En revanche, les décès chez les classes d'âges les plus jeunes n'ont cessé de diminuer: -6% chez les moins de 25 ans et une proportion qui reste stable chez les 25-49 ans.

L'Institut s'est également intéressé à la répartition géographique de ces morts. Selon ses travaux, il est possible d'opérer une frontière qui séparerait deux France bien distinctes puisque sur l'ensemble de l'année 2020, "les départements où les décès dépassent d’au moins 10% ceux de 2019 sont situés dans la moitié Est de la France métropolitaine, en incluant la région Île-de-France."

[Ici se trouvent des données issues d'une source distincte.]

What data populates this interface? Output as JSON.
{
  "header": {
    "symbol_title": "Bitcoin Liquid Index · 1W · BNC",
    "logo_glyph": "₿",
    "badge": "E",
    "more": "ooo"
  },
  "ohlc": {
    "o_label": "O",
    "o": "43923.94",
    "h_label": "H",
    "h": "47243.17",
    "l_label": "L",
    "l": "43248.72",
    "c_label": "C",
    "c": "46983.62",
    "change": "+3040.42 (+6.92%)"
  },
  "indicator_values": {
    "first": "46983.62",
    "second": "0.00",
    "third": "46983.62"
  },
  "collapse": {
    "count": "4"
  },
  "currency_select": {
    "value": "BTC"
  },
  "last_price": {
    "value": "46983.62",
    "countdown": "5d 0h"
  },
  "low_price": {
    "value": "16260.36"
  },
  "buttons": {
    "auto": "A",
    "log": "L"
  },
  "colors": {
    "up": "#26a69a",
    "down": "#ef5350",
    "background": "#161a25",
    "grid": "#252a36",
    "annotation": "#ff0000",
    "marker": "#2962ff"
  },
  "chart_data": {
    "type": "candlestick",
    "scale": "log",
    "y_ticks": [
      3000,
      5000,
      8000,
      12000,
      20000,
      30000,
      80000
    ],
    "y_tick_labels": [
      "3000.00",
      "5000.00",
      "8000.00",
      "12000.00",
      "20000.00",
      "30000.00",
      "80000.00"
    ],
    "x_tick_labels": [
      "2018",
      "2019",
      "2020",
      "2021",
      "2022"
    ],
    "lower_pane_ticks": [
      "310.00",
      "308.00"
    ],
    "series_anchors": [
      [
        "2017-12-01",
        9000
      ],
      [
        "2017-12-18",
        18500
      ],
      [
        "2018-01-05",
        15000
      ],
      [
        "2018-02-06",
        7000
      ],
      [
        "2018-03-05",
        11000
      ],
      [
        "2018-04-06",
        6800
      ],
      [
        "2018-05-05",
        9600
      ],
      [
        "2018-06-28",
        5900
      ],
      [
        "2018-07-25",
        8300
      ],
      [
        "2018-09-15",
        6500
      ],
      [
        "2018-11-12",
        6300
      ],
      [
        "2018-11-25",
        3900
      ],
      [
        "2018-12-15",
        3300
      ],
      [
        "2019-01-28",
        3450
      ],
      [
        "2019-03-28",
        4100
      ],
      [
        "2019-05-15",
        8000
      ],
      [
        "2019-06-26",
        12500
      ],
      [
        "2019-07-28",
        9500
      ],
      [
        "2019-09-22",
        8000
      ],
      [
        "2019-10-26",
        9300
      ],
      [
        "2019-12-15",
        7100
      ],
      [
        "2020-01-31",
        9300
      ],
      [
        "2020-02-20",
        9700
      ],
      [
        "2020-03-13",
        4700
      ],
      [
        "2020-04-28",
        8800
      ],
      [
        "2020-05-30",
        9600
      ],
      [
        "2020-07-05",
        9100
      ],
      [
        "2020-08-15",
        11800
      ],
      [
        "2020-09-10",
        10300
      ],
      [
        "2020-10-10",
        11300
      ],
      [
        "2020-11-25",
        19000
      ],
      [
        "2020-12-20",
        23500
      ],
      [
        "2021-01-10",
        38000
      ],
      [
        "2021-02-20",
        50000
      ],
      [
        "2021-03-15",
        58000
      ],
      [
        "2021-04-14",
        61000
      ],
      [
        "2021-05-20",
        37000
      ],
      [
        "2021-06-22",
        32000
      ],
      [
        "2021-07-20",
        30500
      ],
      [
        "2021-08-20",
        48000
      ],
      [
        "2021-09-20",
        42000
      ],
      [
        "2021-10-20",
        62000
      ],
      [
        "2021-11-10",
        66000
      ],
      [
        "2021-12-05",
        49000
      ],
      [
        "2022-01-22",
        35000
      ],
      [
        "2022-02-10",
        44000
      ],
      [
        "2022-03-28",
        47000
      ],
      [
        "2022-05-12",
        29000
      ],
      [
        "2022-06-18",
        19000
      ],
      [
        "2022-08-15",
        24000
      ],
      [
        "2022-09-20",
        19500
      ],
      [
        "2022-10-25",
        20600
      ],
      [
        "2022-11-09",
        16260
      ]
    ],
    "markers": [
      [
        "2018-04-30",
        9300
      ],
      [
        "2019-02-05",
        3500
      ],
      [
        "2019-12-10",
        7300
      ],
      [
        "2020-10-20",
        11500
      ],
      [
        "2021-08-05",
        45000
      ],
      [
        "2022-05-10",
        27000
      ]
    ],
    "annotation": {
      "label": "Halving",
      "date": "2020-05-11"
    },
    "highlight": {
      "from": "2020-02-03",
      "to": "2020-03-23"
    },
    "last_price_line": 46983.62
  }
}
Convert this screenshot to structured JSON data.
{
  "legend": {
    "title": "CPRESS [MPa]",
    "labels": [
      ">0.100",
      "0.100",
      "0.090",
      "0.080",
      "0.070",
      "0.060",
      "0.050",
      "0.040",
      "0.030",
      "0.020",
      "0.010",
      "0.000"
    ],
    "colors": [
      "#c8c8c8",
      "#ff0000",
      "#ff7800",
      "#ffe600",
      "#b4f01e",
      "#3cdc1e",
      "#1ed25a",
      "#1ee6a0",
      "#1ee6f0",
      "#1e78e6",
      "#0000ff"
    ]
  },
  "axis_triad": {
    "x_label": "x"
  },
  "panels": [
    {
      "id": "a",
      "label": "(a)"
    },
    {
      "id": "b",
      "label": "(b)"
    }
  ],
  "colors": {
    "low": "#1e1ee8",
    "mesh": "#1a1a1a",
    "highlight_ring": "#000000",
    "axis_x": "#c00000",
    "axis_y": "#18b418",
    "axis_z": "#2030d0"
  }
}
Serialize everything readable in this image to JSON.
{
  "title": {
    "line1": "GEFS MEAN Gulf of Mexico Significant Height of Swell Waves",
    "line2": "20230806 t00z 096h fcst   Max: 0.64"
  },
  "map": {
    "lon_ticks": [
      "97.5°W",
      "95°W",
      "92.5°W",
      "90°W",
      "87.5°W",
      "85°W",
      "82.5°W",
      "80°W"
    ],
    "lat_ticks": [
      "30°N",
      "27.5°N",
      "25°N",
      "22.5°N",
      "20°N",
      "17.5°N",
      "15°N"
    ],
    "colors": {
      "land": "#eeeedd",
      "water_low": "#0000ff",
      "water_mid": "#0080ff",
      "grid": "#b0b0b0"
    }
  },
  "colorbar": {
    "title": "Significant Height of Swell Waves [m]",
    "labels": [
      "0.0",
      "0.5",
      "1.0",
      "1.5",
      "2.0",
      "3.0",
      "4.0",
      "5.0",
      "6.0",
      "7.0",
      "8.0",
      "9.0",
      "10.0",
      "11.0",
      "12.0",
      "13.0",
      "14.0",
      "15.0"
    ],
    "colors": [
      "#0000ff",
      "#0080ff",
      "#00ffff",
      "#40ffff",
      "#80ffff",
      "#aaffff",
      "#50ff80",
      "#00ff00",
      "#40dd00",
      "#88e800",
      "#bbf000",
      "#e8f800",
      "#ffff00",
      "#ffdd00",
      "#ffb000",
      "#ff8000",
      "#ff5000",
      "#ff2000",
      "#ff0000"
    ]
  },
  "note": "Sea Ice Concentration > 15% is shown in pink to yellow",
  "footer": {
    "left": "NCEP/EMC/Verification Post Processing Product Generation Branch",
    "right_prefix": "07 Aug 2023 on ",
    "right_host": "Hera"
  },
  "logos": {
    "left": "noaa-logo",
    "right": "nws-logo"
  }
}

Dans le détail, la première vagie de morts, qui remonte à mars et avril dernier, est bien plus importante en Île-de-France et dans le Grand Est, deux régions où le Covid-19 a circulé de manière intensive. "À partir du 16 mars, l’Île-de-France a enregistré une hausse de la mortalité beaucoup plus vive que partout ailleurs", est-il indiqué. À l'automne, ce phénomène s'est déplacé dans la région Auvergne-Rhône-Alpes.

Finalement, à l'échelle européenne, la France se trouverait dans une position médiane par rapport à ses voisins. "La hausse est supérieure ou égale à 14% dans sept pays européens: l’Espagne, la Pologne, la Belgique, la Slovénie, la Bulgarie, la République-Tchèque et l’Italie", conclut l'Insee.